Cuisiner le bonheur

La boîte de livres, dans la garde-robe de la chambre qui m’accueille, chez mon amie Louise, en Floride, recèle des petits trésors. Dont Un goût de cannelle et d’espoir de Sarah McCoy.

L’action se passe principalement à deux époques et dans deux pays, alternant entre la ville de Garmish, en Allemagne, vers la fin de la Deuxième Guerre mondiale, et El Paso, Texas, en 2007. À Garmish, la famille Schmidt tient une boulangerie et doit composer avec les pénuries de toutes sortes, annonciatrices de la chute imminente de l’Allemagne. Mais qui est prêt à admettre cette fatalité? Personne. Le doute n’est pas permis pour qui tient à sa vie. On tente de ne pas remarquer la disparition des voisins de longue date et on cultive un patriotisme exacerbé. Hazel, l’aînée des filles, a joint un camp de reproductrices, se consacrant à donner au pays des petits aryens. Elsie, 16 ans, fait son entrée dans le monde en participant à un bal nazi, au bras d’un capitaine, amis de la famille, qui profite de l’occasion pour la demander en mariage. Pourtant, l’Allemagne va tomber, le lecteur le sais bien, mais il ne peut en prévenir les protagonistes qui verront leur monde se désintégrer sous leurs yeux.

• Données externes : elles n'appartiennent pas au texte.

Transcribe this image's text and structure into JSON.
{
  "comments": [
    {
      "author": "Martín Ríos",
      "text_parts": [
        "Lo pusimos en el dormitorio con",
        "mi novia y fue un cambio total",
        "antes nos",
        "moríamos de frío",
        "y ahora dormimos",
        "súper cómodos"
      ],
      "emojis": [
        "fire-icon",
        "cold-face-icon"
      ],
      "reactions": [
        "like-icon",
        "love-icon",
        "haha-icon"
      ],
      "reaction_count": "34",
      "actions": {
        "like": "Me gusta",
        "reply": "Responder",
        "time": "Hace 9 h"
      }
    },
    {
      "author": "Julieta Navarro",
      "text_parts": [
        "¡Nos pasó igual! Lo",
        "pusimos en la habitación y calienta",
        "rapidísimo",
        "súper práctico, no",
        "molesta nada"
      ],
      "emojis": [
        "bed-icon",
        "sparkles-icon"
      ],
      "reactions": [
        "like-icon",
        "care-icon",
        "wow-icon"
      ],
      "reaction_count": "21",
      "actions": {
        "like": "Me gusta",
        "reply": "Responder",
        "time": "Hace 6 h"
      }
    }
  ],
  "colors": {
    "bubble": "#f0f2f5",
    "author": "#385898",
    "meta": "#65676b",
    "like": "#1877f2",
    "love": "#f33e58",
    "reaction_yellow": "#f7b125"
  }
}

Soixante ans plus tard, à El Paso, Reba, jeune journaliste rêvant d’une grande carrière, fait patienter Riki qui l’a demandé en mariage. Riki est un patrouilleur d’origine mexicaine dont le métier est d’intercepter les migrants illégaux et de les faire reconduire de l’autre côté de la frontière. Et s’il est pour le respect des lois, il vit de plus en plus difficilement avec les drames qu’il contribue à envenimer par son action. D’autre part, Reba fait la connaissance de Jane, fille d’Elsie, qui tient avec sa mère une boulangerie allemande. Une belle amitié va se développer entre la jeune journaliste et les femmes de la boulangerie, amitié qui contribuera à sortir Reba des pièges qu’elle a elle-même confectionnés.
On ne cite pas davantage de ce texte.